- Artist: Douglas Hollis
- Year: 1982–1983
- Type: Sound sculpture
- Medium: Steel
- Dimensions: 6.4 m (21 ft)
- Location: Seattle, Washington, U.S.; 47°41′08″N 122°15′00″W﻿ / ﻿47.685444°N 122.249972°W;
- Owner: National Oceanic and Atmospheric Administration

= A Sound Garden =

Steel sculpture in Seattle, Washington, U.S.

A Sound Garden is an outdoor public art work in Seattle, Washington, United States. It is one of six such works on the National Oceanic and Atmospheric Administration (NOAA) campus, which lies adjacent to Warren G. Magnuson Park on the northwestern shore of Lake Washington. Designed and built by sculptor Douglas Hollis from 1982 to 1983, the sound sculpture is composed of twelve 21-foot (6.4 m) high steel tower structures, at the top of each of which hangs an organ pipe attached to a weather vane that produces soft-toned sounds when stirred by the wind.

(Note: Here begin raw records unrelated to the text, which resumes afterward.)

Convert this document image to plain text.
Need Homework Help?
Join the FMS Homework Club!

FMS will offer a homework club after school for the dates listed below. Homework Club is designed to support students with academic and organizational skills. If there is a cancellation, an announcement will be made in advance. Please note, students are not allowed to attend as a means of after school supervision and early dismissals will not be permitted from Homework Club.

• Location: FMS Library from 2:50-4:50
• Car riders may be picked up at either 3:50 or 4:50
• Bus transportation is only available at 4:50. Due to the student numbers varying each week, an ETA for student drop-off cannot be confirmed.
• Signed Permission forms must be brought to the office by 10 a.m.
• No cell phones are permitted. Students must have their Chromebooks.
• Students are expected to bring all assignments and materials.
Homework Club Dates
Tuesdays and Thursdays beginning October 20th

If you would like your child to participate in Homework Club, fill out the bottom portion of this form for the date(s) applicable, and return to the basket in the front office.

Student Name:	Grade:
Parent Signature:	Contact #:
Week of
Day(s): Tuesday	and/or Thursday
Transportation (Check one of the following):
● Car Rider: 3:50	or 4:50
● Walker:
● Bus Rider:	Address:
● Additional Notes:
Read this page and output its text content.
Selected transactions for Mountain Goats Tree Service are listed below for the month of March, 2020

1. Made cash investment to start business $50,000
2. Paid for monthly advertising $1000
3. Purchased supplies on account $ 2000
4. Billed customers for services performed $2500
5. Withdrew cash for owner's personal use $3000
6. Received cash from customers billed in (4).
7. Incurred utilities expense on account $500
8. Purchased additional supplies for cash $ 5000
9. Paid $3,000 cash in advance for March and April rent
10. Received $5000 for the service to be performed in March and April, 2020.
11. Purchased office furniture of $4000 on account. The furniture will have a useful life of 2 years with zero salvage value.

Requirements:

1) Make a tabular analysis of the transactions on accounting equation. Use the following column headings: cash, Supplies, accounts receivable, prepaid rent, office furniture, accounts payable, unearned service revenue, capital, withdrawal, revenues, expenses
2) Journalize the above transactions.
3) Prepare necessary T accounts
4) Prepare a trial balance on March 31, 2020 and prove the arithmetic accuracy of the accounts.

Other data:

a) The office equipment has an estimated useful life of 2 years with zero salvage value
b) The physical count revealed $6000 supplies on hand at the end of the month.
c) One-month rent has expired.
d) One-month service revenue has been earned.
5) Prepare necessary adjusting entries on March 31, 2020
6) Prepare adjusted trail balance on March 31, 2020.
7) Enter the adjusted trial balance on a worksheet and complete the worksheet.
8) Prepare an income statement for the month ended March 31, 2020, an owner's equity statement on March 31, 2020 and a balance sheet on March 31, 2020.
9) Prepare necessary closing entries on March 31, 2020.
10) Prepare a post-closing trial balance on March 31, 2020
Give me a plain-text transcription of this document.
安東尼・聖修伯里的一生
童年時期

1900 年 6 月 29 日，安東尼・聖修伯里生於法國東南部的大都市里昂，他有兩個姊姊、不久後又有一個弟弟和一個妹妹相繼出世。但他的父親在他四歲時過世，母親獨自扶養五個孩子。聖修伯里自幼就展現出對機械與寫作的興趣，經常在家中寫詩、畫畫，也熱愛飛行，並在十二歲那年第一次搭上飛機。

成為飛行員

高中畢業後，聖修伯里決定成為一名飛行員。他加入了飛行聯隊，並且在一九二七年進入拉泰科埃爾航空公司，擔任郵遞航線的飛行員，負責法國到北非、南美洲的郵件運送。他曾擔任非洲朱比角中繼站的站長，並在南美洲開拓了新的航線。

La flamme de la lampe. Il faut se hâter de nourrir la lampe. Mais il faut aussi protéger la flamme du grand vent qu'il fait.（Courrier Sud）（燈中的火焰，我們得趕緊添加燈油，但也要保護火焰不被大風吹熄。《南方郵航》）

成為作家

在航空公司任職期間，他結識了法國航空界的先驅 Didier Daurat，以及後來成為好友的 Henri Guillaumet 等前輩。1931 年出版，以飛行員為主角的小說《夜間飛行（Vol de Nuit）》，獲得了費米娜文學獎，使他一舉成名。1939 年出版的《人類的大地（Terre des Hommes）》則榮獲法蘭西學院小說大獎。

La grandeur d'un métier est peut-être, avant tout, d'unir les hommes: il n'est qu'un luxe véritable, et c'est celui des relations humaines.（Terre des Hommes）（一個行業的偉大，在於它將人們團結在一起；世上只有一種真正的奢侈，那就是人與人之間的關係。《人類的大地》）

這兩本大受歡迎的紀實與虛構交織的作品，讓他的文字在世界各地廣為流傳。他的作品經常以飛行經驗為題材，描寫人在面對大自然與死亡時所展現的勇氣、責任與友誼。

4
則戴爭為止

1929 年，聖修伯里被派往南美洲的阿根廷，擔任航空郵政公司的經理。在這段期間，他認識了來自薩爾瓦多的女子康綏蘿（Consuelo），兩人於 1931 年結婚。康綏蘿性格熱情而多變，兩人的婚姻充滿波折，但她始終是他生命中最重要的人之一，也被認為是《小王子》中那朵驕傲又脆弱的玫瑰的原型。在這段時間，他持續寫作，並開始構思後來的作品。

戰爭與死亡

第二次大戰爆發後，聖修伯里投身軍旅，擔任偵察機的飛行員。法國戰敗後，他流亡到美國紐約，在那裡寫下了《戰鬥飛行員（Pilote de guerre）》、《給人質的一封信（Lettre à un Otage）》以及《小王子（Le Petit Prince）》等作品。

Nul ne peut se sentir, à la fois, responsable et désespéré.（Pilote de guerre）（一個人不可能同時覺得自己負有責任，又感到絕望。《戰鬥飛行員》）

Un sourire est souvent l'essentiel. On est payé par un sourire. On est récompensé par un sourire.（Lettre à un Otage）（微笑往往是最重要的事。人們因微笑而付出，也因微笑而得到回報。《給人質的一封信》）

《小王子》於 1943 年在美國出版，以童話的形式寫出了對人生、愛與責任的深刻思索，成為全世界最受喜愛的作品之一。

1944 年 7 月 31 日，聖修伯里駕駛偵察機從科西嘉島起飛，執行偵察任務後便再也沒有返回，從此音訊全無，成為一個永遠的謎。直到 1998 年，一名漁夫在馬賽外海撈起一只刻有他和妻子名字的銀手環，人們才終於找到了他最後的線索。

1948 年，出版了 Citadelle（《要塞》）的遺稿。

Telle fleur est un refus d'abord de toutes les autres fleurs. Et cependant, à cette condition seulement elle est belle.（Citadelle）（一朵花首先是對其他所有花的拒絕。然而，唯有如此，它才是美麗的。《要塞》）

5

The sculpture attracted many visitors owing to its location overlooking Lake Washington, its visual and kinetic qualities, and its being the namesake of the Seattle rock band Soundgarden. It became a makeshift memorial to Soundgarden frontman Chris Cornell following his death in 2017. While the installation was open to the public along with the other artworks on NOAA's campus, access to the area has been restricted. As of 9 April 2023, the NOAA Western Regional Center campus and all trails and art installations on it are closed to the public.